Patients with JDM had higher leptin levels compared with controls (p≤0.01). In JDM-active, apelin-12 and visfatin were higher compared with JDM-inactive (p≤0.05). In JDM-total and JDM-active, lower adiponectin correlated with lipodystrophy and total fat mass. Also, systolic dysfunction correlated with: lower adiponectin in JDM-total, JDM-inactive and JDM-active, and with lower apelin-12 in JDM-total and JDM-active and resistin in JDM-active (all p≤0.05). Lower adiponectin correlated with diastolic dysfunction in JDM-total and JDM-active.

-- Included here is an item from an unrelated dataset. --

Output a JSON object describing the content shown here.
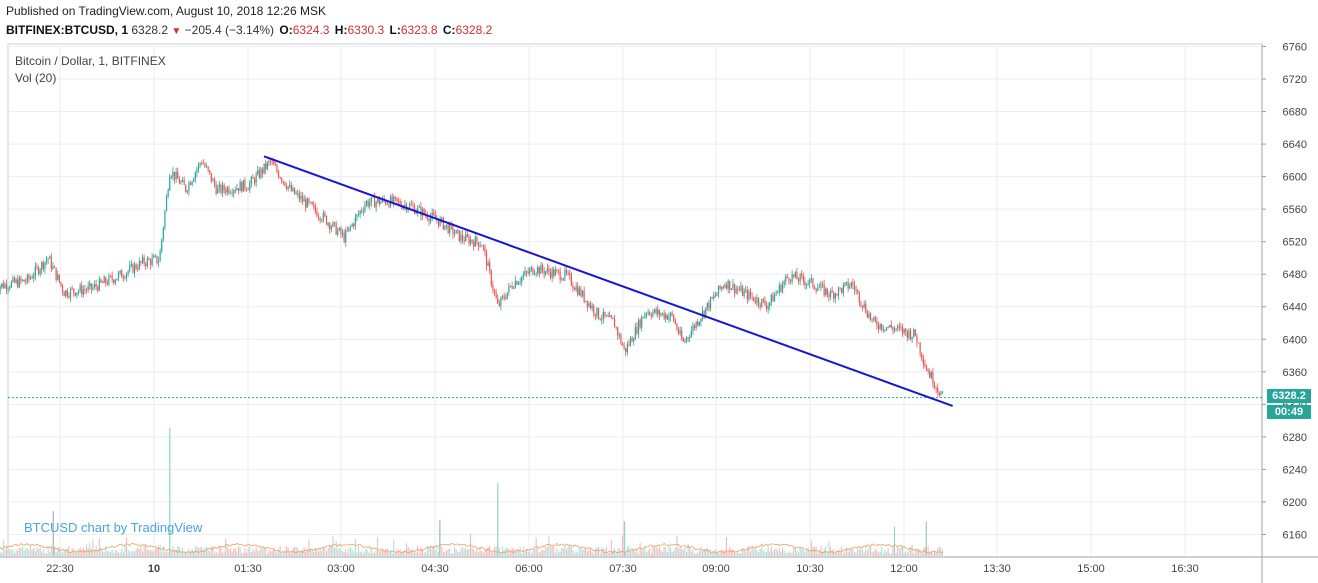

After long-term disease, leptin levels were unfavourably regulated in patients with JDM compared with controls, and apelin-12 and visfatin in JDM-active versus JDM-inactive. We found associations between adipokines and both adipose tissue distribution and cardiac systolic function in all patients with JDM, which was most prominent in patients with active disease.
在长期青少年皮肌炎(JDM)中,已经描述了脂肪组织分布的改变和亚临床心脏功能障碍。我们的目的是比较 JDM 患者长期疾病后的脂联素水平与对照组,并探讨脂联素与(1)脂肪组织分布和(2)心脏功能之间的关系。
研究队列包括 59 名 JDM 患者(60%为女性,平均年龄 25.2 岁,平均病程 16.9 年)和 59 名年龄/性别匹配的对照组。使用更新的儿科风湿病国际试验组织(PediTRIO)标准来区分有临床活动的 JDM 患者(JDM-活跃)和无临床活动的 JDM 患者(JDM-不活跃)。对所有患者进行临床脂肪营养不良评估。在所有研究参与者中,我们通过双能 X 射线吸收法测量脂肪组织分布,通过超声心动图测量心脏功能。使用 ELISA 分析血清脂联素(脂联素、apelin-12、脂联素-2、瘦素、内脏脂肪素和抵抗素)。
与对照组相比,JDM 患者的瘦素水平更高(p≤0.01)。在 JDM-活跃组中,apelin-12 和内脏脂肪素水平高于 JDM-不活跃组(p≤0.05)。在 JDM-总组和 JDM-活跃组中,较低的脂联素与脂肪营养不良和总脂肪量相关。此外,收缩功能障碍与 JDM-总组、JDM-不活跃组和 JDM-活跃组中较低的脂联素以及 JDM-总组和 JDM-活跃组中较低的 apelin-12 和 JDM-活跃组中抵抗素相关(所有 p≤0.05)。在 JDM-总组和 JDM-活跃组中,较低的脂联素与舒张功能障碍相关。
与对照组相比,长期疾病后 JDM 患者的瘦素水平调节不良,而 JDM-活跃患者的 apelin-12 和内脏脂肪素水平升高。我们发现所有 JDM 患者的脂联素与脂肪组织分布和心脏收缩功能之间存在关联,在活跃疾病患者中最为明显。